In my project all of the data that is being pulled is being stored in an arraylist. some of the data is converted from the arraylist into an typed object, before being put backinto an arraylist.
Also, there is no central set of queries in the application. This means that some queries are copy and pasted, which I want to eliminate as well.This application has some custom objects that are very standard to the application, and some queries that are very standard to those objects.
I am really just not sure if I should create a layer between my objects and the class that reads and writes to the database. This layer would take the data that comes from the database, type it as the proper object, and if there is a case of multiple objects being returned, return a list of those object. Is this a good approach?

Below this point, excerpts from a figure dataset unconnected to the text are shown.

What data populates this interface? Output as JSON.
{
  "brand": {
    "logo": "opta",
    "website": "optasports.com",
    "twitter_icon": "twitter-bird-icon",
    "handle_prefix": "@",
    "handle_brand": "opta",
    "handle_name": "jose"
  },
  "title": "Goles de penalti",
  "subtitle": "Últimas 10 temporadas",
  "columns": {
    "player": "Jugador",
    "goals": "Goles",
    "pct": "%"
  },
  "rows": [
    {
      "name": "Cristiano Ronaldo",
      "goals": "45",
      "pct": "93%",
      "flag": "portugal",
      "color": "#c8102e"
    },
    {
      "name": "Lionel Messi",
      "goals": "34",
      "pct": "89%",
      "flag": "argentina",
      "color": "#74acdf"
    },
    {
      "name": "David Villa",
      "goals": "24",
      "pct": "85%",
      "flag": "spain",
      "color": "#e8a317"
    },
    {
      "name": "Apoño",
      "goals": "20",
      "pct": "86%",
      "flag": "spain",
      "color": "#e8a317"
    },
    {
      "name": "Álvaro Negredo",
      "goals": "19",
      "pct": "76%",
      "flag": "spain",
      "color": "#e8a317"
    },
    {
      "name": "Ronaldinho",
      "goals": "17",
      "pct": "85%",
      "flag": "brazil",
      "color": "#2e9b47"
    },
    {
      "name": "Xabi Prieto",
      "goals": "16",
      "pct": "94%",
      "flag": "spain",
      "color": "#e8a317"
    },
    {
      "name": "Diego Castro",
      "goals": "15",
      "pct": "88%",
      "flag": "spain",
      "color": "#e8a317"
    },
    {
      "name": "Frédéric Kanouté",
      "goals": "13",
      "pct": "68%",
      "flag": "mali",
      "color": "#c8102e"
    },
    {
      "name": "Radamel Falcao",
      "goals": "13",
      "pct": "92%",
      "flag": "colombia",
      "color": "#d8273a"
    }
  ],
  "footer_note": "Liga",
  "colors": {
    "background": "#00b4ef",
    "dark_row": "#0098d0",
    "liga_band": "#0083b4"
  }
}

Also, if this is a good way of doing things, how should I return the data from the database? I am currently using SqlDataReader.read, and filling an array list. I am sure that this is not the best method to use here, i am just not real clear on how to improve this.
The Reason for all of this, is I want to centralize all of the database operations into a few classes, rather than have them spread out amongst all of the classes in the project
You should use an ORM. "Not doing so is stealing from your customers" - Ayende
One thing comes to mind right off the bat. Is there a reason you use ArrayLists instead of generics? If you're using .NET 1.1 I could understand, but it seems that one area where you could gain performance is to remove ArrayLists from the picture and stop converting and casting between types.

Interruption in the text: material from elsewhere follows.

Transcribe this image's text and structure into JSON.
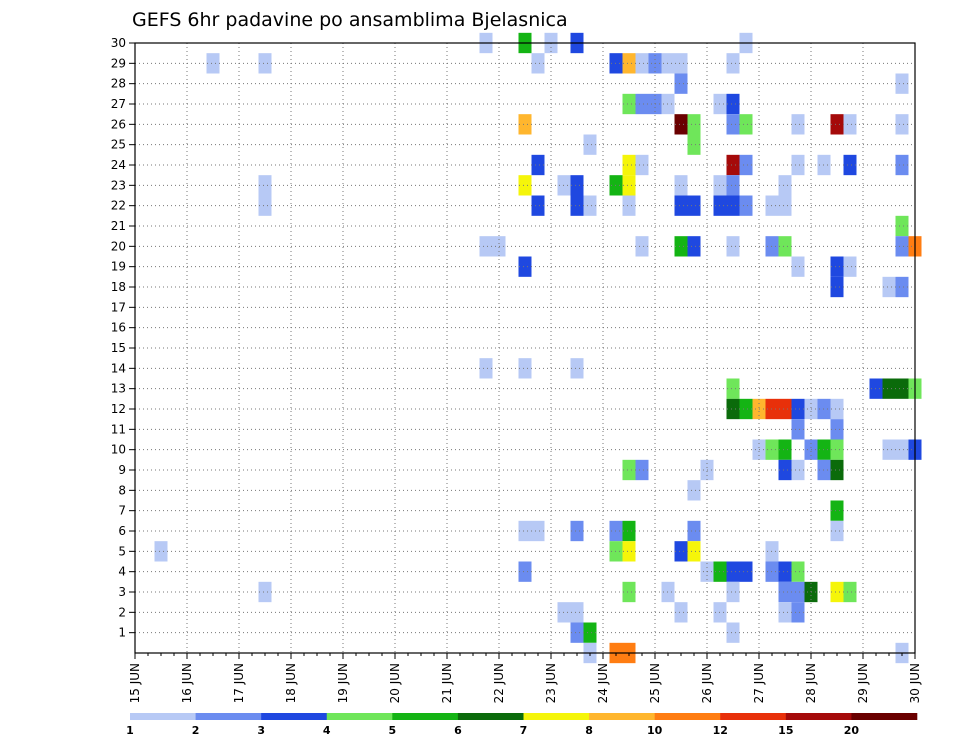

Another thing you might think about which can help a lot when designing data access layers is an ORM. NHibernate and LINQ to SQL do this very well. In general, the N-tier approach works well for what it seems like you're trying to accomplish. For example, performing data access in a class library with specific methods that can be reused is far better than "copy-pasting" the same queries all over the place.
I hope this helps.
It really depends on what you are doing. If it is a growing application with user interfaces and the like, you're right, there are better ways.
I am currently developing in ASP.NET MVC, and I find Linq to SQL really comfortable. Linq to SQL uses code generation to create a collection of code classes that model your data.
ScottGu has a really nice introduction to Linq to SQL on his blog:
http://weblogs.asp.net/scottgu/archive/2007/05/19/using-linq-to-sql-part-1.aspx
I have over the past few projects used a base class which does all my ADO.NET work and that all other data access classes inherit. So my UserDB class will inherit the DataAccessBase class. I have it at the moment that my UserDB class actualy takes the data returned from the database and populates a User object which is then returned to the calling Business Object. If multiple objects are returned then these are then a Generic list ie List<Users> is returned.
There is a good article by Daemon Armstrong (search Google for Daemon Armstrong which demonstrates on how this can be achived.
""http://www.simple-talk.com/dotnet/.net-framework/.net-application-architecture-the-data-access-layer/""
However I have now started to move all of this over to use the entitty framework as its performs much better and saves on all those manual CRUD operations. Was going to use LINQ to SQL but as it seems to be going to be dead in the water very soon thought it would be best to invest my time in the next ORM.
"I am really just not sure if I should create a layer between my objects and the class that reads and writes to the database. This layer would take the data that comes from the database, type it as the proper object, and if there is a case of multiple objects being returned, return a list of those object. Is this a good approach?"
I'm a Java developer, but I believe that the language-agnostic answer is "yes".
Have a look at Martin Fowler's "Patterns Of Enterprise Application Architecture". I believe that technologies like LINQ were born for this.